9‑е января подняло занавес революции, последующие месяцы развили начавшуюся «социальную драму». Выведенный из круга личных переживаний Блок уже не возвращался больше в него. Он продолжает внимательно «следить за ходом революции, за настроениями рабочих». Но эта внимательность к ритму исторического процесса не сопровождалась такой же внимательностью к политической жизни. «Политика и партии были ему по-прежнему чужды».

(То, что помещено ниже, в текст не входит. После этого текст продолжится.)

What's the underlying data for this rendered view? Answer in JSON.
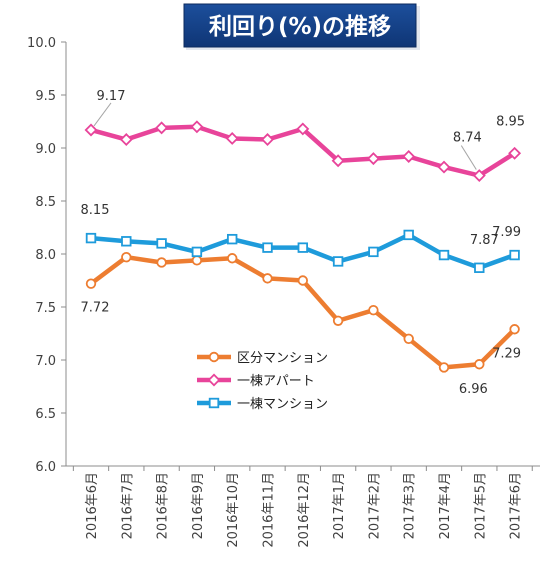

Это отчуждение от политики и политических злоб дня особенно дало себя знать в дни октября, когда Блок, участвуя в уличных демонстрациях, однажды, даже неся во главе одной из них красный флаг, митинги посещал лишь с интересом стороннего наблюдателя. Мы не будем останавливаться поэтому на стихотворении «Митинг», написанном 10‑го октября. Четкий, похожий на офорт «Митинг», как раз и говорит больше о зрении, чем о сердце поэта, лишний раз подчеркивая, как чужды были в ту пору Блоку вопросы политической периферии и как, наоборот, близка революционная иррациональность. Эта иррациональность и дает себя знать в стихотворениях, написанных Блоком 18‑го октября, т. е. на другой день после манифеста. Мы имеем в виду стихотворения, начинающиеся словами: «Вися над городом всемирным» и «Еще прекрасно серое небо». В них следует всмотреться попристальнее.

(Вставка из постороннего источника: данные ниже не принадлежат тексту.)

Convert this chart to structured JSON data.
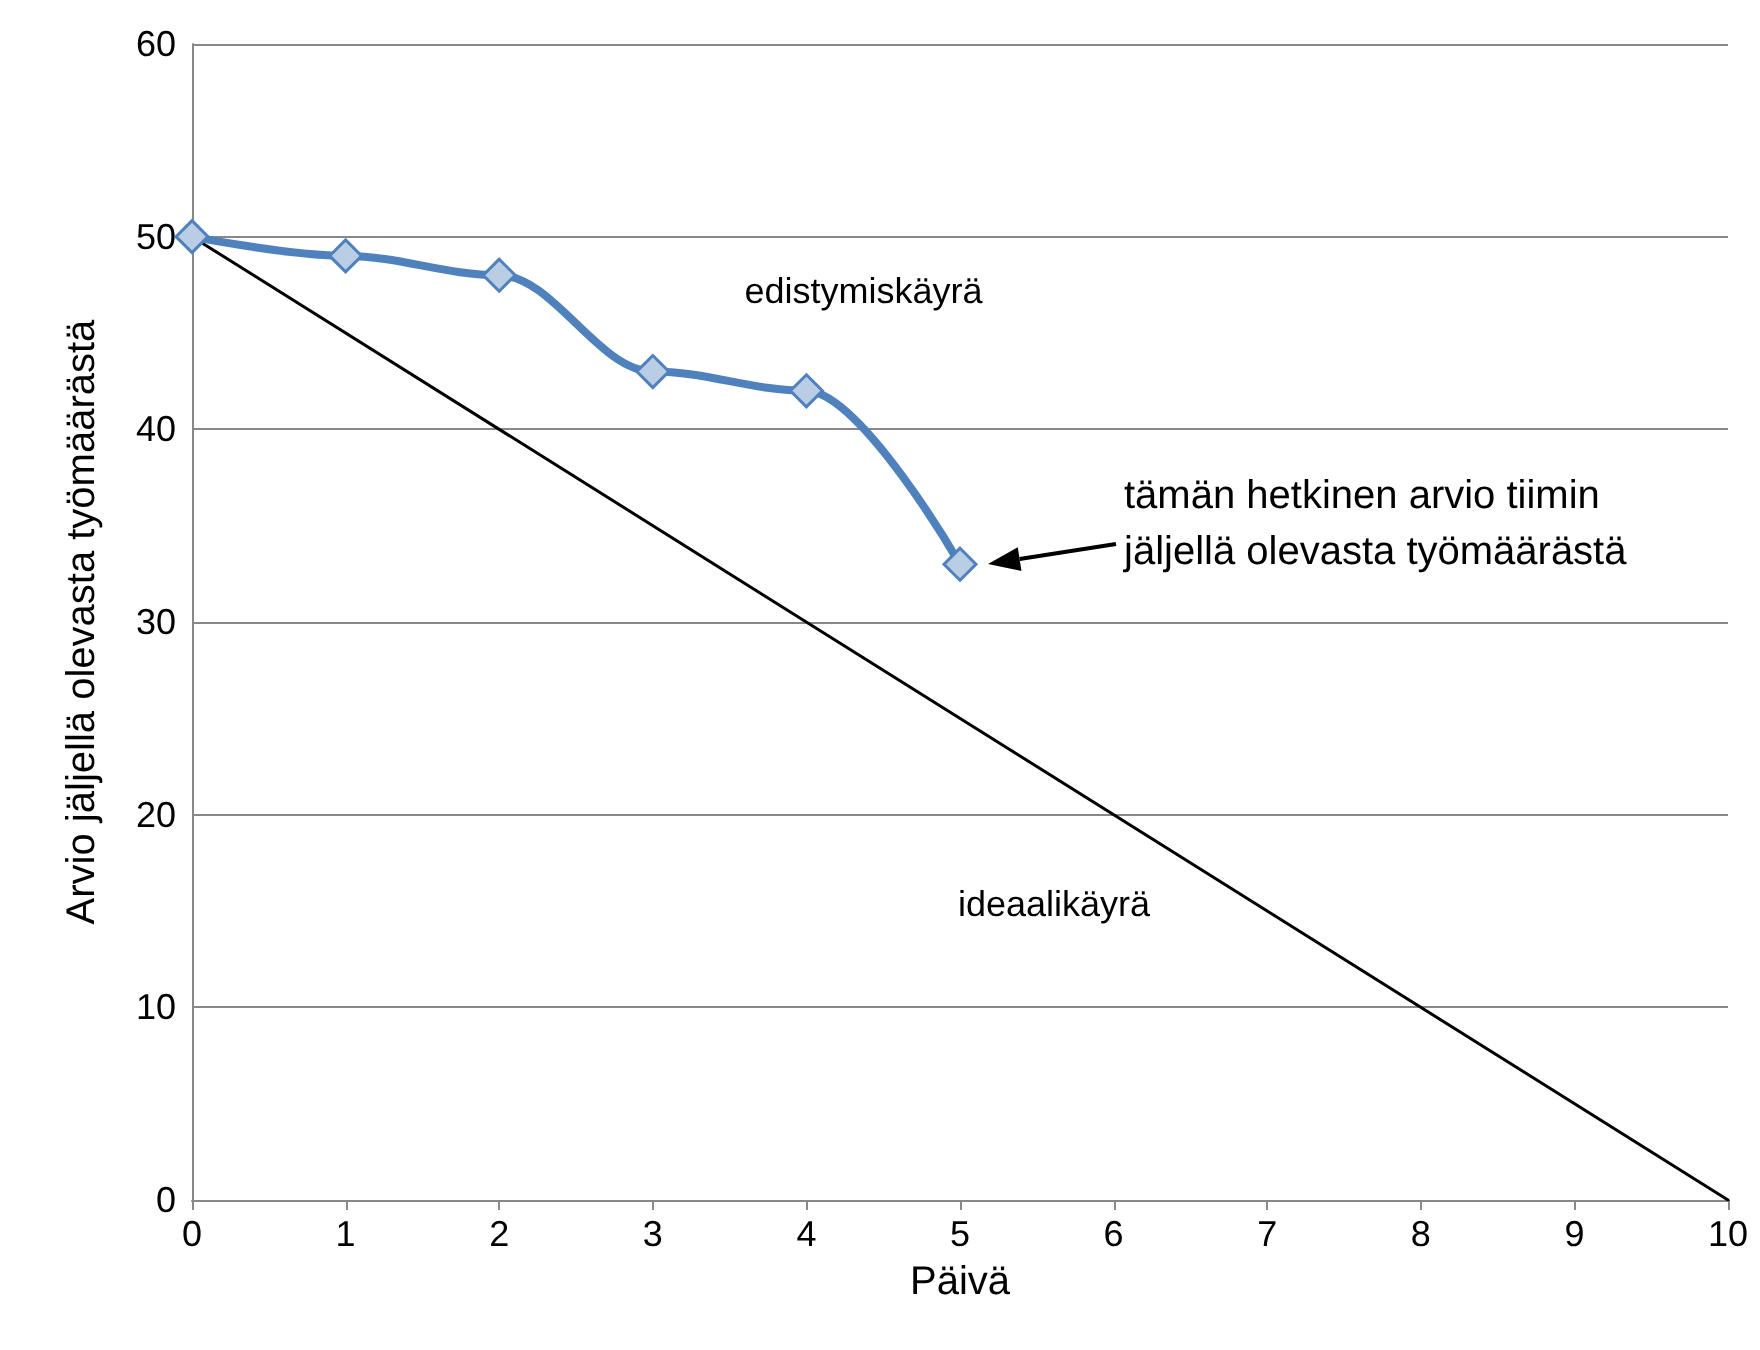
{
  "chart_data": {
    "type": "line",
    "xlabel": "Päivä",
    "ylabel": "Arvio jäljellä olevasta työmäärästä",
    "xlim": [
      0,
      10
    ],
    "xticks": [
      0,
      1,
      2,
      3,
      4,
      5,
      6,
      7,
      8,
      9,
      10
    ],
    "ylim": [
      0,
      60
    ],
    "yticks": [
      0,
      10,
      20,
      30,
      40,
      50,
      60
    ],
    "grid": "y",
    "legend": false,
    "series": [
      {
        "name": "edistymiskäyrä",
        "color": "#4f81bd",
        "marker": "diamond",
        "x": [
          0,
          1,
          2,
          3,
          4,
          5
        ],
        "values": [
          50,
          49,
          48,
          43,
          42,
          33
        ]
      },
      {
        "name": "ideaalikäyrä",
        "color": "#000000",
        "marker": "none",
        "x": [
          0,
          10
        ],
        "values": [
          50,
          0
        ]
      }
    ],
    "annotations": [
      "tämän hetkinen arvio tiimin jäljellä olevasta työmäärästä"
    ]
  }
}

{40} «Вися над городом всемирным» — свою динамику черпает в тех союзах «еще», «также», «уже», «но», какие Блок щедро разбросал по 16‑ти строкам этого стихотворения. Смысл этих союзов слагается в переживание какой-то бессильности революции свергнуть тот уклад жизни, за разрушение которого велась борьба.

Этот незыблемый уклад Блок олицетворяет четырьмя образами. Первый образ — самодержавный сон монарха. Второй — его царственно чугунный предок. Третий и четвертый — струи невской влаги и темные дворцы.

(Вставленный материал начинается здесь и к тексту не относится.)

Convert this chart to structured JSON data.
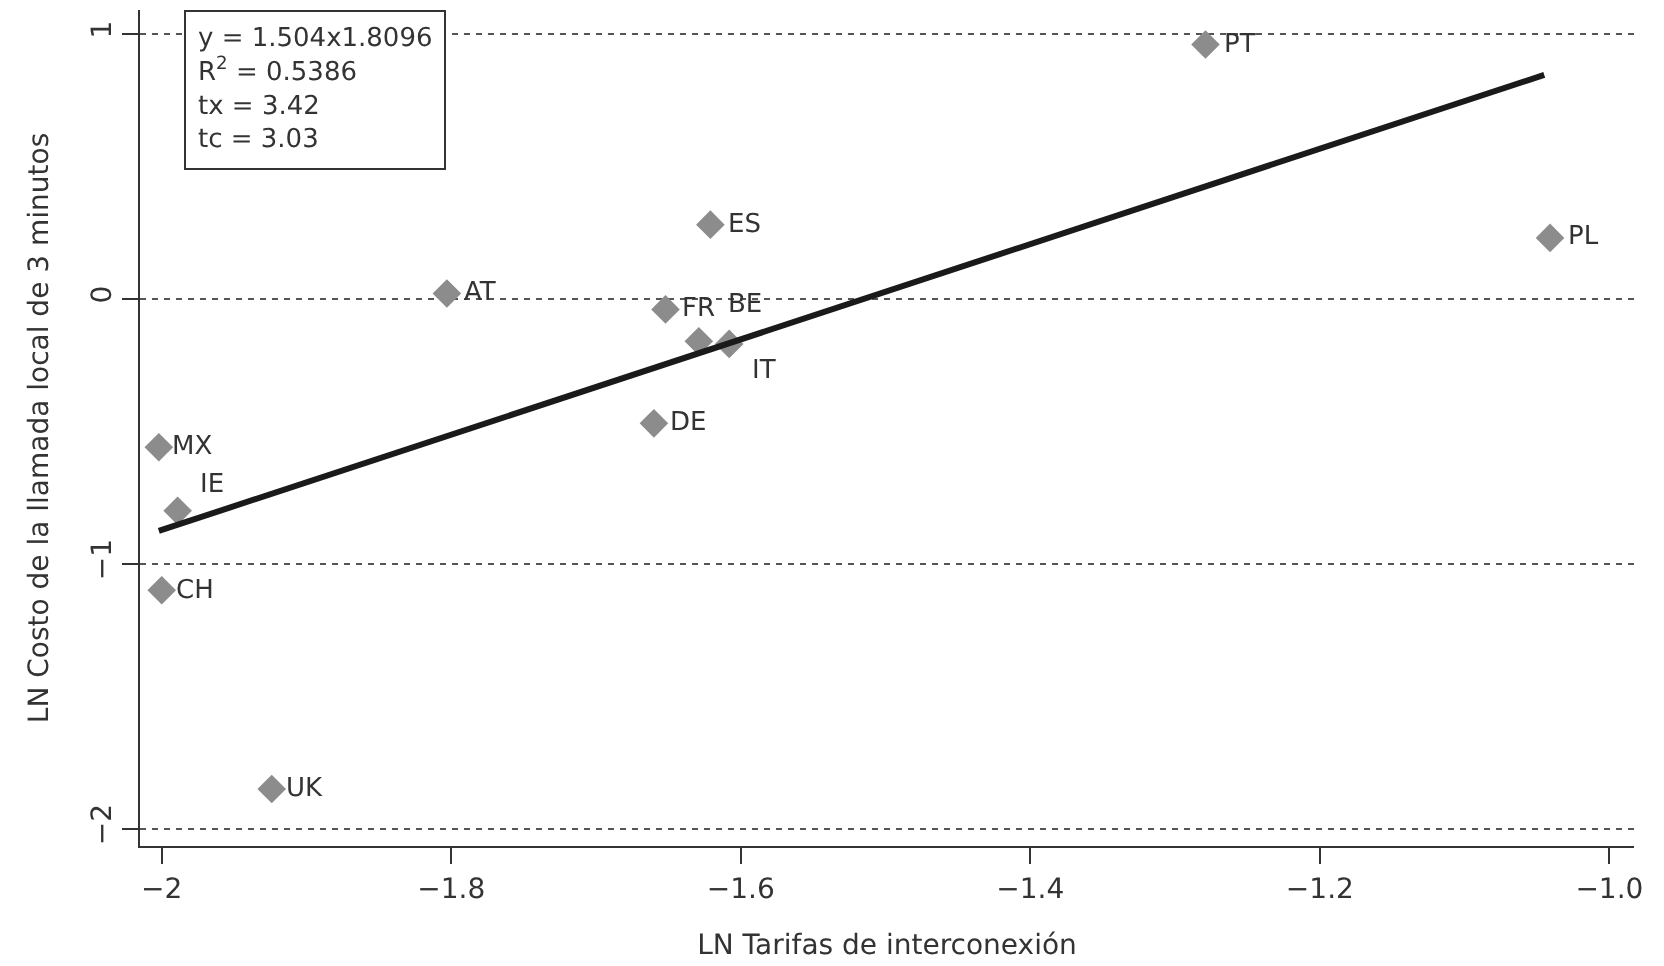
{
  "chart_data": {
    "type": "scatter",
    "xlabel": "LN Tarifas de interconexión",
    "ylabel": "LN Costo de la llamada local de 3 minutos",
    "annotations": [
      "y = 1.504x1.8096",
      "R$^{2}$ = 0.5386",
      "tx = 3.42",
      "tc = 3.03"
    ],
    "series": [
      {
        "color": "#8c8c8c",
        "marker": "diamond",
        "x": [
          -2.002,
          -1.989,
          -2.0,
          -1.924,
          -1.803,
          -1.652,
          -1.629,
          -1.608,
          -1.66,
          -1.621,
          -1.279,
          -1.041
        ],
        "values": [
          -0.56,
          -0.8,
          -1.1,
          -1.85,
          0.02,
          -0.04,
          -0.16,
          -0.17,
          -0.47,
          0.28,
          0.96,
          0.23
        ],
        "value_labels": [
          "MX",
          "IE",
          "CH",
          "UK",
          "AT",
          "FR",
          "BE",
          "IT",
          "DE",
          "ES",
          "PT",
          "PL"
        ]
      },
      {
        "type": "line",
        "color": "#1a1a1a",
        "marker": "none",
        "x": [
          -2.002,
          -1.045
        ],
        "values": [
          -0.876,
          0.845
        ]
      }
    ],
    "xlim": [
      -2.015,
      -0.983
    ],
    "xticks": [
      {
        "value": -2,
        "label": "−2"
      },
      {
        "value": -1.8,
        "label": "−1.8"
      },
      {
        "value": -1.6,
        "label": "−1.6"
      },
      {
        "value": -1.4,
        "label": "−1.4"
      },
      {
        "value": -1.2,
        "label": "−1.2"
      },
      {
        "value": -1.0,
        "label": "−1.0"
      }
    ],
    "ylim": [
      -2.065,
      1.09
    ],
    "yticks": [
      {
        "value": -2,
        "label": "−2"
      },
      {
        "value": -1,
        "label": "−1"
      },
      0,
      1
    ],
    "grid": "y"
  }
}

Идя от образа фальконетовской змеи, Блок формулирует причину продолжаемости прежнего уклада в следующем четверостишии:

«И если лик свободы явлен,
То прежде явлен лик змеи,
И ни один сустав не сдавлен
Сверкнувших колеи, чешуи».

Два указания дает нам это в высокой степени любопытное стихотворение. Первое — на то, что проблема русского «короля на площади» Блоком переживалась, как проблема манифестом неразрешенная. Другими словами — настоящая революция была впереди. Второе — на то, что Блок подходил в те дни к вопросам политического добра и зла со стороны образов, а не понятий.

Плененный крутым взлетом медного всадника, мощностью закованной в гранит Невы, великолепием темных дворцов — Блок не мог совершить безоговорочно выбора между явленным «ликом свободы» и пафосом «памятника».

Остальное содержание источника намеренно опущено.